Frankreich ist Europameister

In keinem anderen EU-Land werden so viele ausländische Direktinvestitionen getätigt. Doch die Jobausbeute ist mau

  • Ralf Klingsieck, Paris
  • Lesedauer: 3 Min.

Erneut wurde Frankreich der Titel des für Investoren attraktivsten Landes Europas zuerkannt. Laut dem aktuellen Standortranking der Beratungsgesellschaft EY (früher Ernst & Young) liegt das Land vor Großbritannien und Deutschland. Bemerkenswert ist, dass dieser Rang trotz der Corona-Epidemie gehalten werden konnte, die europaweit einen Rückgang der ausländischen Direktinvestitionen um durchschnittlich 13 Prozent verursacht hat.

Laut Untersuchung wurden in Frankreich im vergangenen Jahr 985 Ansiedlungen ausländischer Unternehmen oder Firmenübernahmen registriert; in Deutschland waren es 930. Dabei betrug der epidemiebedingte Rückgang in Frankreich gegenüber dem Vorjahr überdurchschnittliche 18 Prozent.
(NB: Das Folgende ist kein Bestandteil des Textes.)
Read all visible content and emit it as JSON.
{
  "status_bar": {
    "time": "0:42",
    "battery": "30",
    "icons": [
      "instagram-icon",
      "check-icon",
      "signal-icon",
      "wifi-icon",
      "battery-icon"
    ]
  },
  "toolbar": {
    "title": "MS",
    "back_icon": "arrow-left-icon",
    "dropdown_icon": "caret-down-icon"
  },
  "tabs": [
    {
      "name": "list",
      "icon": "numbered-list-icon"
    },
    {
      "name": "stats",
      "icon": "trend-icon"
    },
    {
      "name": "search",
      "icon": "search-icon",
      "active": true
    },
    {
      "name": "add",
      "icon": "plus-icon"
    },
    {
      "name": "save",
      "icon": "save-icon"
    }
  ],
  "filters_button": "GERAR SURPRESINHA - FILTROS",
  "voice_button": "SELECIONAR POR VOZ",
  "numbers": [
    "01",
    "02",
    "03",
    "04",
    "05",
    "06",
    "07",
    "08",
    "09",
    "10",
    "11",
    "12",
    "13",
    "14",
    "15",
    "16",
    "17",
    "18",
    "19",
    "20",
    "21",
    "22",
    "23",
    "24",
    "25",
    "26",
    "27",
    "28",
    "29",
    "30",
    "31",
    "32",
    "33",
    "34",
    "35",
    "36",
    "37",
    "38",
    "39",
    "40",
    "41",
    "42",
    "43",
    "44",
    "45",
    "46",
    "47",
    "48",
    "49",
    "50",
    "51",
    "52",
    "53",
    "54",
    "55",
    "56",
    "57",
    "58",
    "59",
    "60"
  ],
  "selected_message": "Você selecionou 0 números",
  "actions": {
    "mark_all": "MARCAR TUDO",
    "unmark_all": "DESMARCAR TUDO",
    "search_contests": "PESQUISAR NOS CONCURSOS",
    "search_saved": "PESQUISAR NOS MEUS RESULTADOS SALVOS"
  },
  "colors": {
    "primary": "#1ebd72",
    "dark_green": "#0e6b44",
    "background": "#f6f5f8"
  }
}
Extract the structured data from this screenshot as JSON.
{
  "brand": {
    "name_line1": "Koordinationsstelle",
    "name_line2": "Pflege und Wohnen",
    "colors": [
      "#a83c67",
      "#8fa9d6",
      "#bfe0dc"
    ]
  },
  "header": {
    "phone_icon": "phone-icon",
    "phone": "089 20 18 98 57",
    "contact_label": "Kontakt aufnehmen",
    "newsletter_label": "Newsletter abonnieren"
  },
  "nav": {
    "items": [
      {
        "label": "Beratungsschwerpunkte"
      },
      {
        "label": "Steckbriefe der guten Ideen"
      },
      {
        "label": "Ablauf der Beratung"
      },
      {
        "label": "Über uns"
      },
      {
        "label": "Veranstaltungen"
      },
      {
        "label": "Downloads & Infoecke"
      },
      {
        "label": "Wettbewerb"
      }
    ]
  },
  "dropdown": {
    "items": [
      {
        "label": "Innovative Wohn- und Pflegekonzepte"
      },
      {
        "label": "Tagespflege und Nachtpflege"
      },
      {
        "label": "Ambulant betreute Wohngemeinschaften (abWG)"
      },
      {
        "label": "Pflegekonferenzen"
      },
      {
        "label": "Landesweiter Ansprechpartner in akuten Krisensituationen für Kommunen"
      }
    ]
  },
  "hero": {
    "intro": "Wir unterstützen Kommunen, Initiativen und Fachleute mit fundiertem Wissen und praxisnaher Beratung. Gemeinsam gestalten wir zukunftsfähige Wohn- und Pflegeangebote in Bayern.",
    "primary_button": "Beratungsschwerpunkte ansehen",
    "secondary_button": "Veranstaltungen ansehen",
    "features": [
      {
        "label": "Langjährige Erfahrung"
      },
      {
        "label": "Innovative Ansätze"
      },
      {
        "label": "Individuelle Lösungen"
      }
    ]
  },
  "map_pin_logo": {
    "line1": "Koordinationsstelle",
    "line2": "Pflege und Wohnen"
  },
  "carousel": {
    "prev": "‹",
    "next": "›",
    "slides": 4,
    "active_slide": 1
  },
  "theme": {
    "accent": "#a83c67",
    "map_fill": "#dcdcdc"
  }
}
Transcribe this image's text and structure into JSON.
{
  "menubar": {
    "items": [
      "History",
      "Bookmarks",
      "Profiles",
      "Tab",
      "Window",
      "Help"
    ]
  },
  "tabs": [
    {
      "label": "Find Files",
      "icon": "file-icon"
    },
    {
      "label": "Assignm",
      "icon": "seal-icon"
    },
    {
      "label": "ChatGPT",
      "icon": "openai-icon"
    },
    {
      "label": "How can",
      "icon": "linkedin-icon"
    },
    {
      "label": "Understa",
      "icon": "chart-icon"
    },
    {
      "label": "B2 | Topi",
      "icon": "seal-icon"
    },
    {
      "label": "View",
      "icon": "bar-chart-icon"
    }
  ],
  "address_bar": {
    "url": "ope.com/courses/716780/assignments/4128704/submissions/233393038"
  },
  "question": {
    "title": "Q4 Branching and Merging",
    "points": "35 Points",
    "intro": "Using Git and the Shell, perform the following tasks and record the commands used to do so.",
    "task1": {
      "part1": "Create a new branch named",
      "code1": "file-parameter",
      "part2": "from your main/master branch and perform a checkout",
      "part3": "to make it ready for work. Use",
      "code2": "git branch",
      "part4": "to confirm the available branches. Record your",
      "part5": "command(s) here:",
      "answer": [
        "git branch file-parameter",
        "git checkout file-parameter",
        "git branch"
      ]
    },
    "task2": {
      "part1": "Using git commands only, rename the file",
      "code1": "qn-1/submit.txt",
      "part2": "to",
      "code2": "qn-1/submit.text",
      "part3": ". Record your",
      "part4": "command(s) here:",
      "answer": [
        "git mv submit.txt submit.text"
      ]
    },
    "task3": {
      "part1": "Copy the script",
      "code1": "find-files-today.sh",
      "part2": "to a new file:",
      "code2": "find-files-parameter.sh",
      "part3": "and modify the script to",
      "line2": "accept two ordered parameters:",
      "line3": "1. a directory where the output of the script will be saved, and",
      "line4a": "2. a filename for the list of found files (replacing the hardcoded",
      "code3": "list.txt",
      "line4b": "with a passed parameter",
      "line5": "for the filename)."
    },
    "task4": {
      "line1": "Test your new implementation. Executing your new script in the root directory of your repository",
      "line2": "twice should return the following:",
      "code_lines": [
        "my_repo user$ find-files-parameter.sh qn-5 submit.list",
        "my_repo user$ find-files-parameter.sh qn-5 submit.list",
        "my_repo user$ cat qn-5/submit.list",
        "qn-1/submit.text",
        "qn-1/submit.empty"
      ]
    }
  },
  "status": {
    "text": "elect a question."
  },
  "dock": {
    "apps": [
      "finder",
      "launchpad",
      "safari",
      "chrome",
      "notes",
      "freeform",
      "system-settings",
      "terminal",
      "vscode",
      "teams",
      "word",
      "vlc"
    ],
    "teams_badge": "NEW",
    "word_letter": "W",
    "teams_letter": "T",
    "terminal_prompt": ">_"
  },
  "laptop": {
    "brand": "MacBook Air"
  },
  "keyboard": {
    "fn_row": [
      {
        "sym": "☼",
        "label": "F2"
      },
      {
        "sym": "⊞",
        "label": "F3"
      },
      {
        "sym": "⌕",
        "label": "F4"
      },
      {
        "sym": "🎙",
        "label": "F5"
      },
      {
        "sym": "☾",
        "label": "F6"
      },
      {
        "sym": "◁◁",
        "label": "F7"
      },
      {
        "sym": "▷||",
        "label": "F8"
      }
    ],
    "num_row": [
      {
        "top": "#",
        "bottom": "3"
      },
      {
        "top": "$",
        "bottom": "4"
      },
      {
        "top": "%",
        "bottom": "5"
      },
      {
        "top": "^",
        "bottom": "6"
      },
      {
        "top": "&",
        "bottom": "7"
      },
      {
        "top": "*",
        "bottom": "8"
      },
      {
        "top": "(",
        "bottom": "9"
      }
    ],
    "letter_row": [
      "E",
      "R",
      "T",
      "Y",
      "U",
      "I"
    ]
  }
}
Doch was bringt der Spitzenplatz eigentlich? Die Gewerkschaften vermerken kritisch, dass durch ausländische Investitionen in Frankreich weniger Arbeitsplätze geschaffen wurden als in anderen Ländern. Hier sind es im Schnitt 34 neue Jobs je Projekt, in Großbritannien hingegen 49 und in Spanien sogar 135. In diesem Zusammenhang verweisen Gewerkschafter auf die vor Jahren in Frankreich geschlossenen und in Billiglohnländer verlagerten Betriebe, die die Regierung jetzt mit finanzieller Hilfe zurückholt. Bei diesen werden durch Rationalisierung und Automatisierung weniger neue Arbeitsplätze entstehen als seinerzeit verloren gingen.

»Frankreich hat seine Möglichkeiten, ausländische Investitionen anzuziehen, in den letzten Jahren enorm vergrößert«, erklärt hingegen EY-Vorstandsmitglied Marc Lhermitte. »Trotz Coronakrise hat es 2020 keine Schließung von Standorten ausländischer Firmen gegeben, obwohl wichtige Wirtschaftszweige wie der Flugzeugbau und die Tourismusbranche besonders betroffen waren.« Wie die Befragung von Investoren ergab, werden die wirtschaftspolitischen und finanziellen Maßnahmen, mit denen die Regierung auf die Pandemie reagiert hat, mehrheitlich als angemessen und wirkungsvoll beurteilt. 44 Prozent der Befragten erklärten sogar, die Maßnahmen seien effizienter als in anderen europäischen Ländern.

Auch langfristige Entscheidungen der Regierung wie die Senkung der Körperschaftsteuer von 33 auf 25 Prozent zeigten offenbar Wirkung. »Ein stabiles und transparentes Steuersystem ist zu begrüßen, aber es ist letztlich nicht ausschlaggebend«, meint Pascal Cagni - den Präsidenten des Unternehmerclubs Business France hat die Regierung zum ehrenamtlichen »Botschafter für internationale Investitionen« berufen. »Für ausländische Investoren zählt besonders, dass Frankreich einen Markt von 66 Millionen Menschen mit einem im Schnitt hohen Sparguthaben darstellt, dass hier die Digitalisierung rasant fortgeschritten ist, das Land über ein leistungsfähiges Internet mit hoher Übertragungsgeschwindigkeit verfügt und die Energiepreise deutlich niedriger sind als in den Nachbarländern«, so der Ex-Europachef des Apple-Konzerns. Gelobt werden Cagni zufolge auch Standortfaktoren wie die Transportinfrastruktur, Logistikdienstleistungen, die politische und rechtliche Stabilität sowie das Qualifikationsniveau der Arbeitskräfte. Kritik gebe es dagegen am Arbeitsrecht und am Sozialsystem, das aus Unternehmersicht für hohe »Lohnnebenkosten« verantwortlich gemacht wird.

Die Investitionen kommen den Bemühungen der Regierung um eine Reindustrialisierung des Landes entgegen, denn mehr als die Hälfte der Projekte betrifft die Errichtung oder Modernisierung von Produktionsanlagen. Bei etwa einem Drittel geht es um die Eröffnung oder Erweiterung von Betrieben und in 115 Fällen um Forschungs- und Entwicklungseinrichtungen. Stark vertreten sind die Pharmaindustrie, der Möbelbau, Energie- und Wasserversorgung sowie die Abfallverwertung. Sehr viele Projekte betreffen den Großraum Paris mit seiner ohnehin hohen Konzentration von Unternehmen, Arbeitskräften und Konsumenten. Doch immerhin 40 Prozent entfallen auf Städte mit weniger als 40 000 Einwohnern.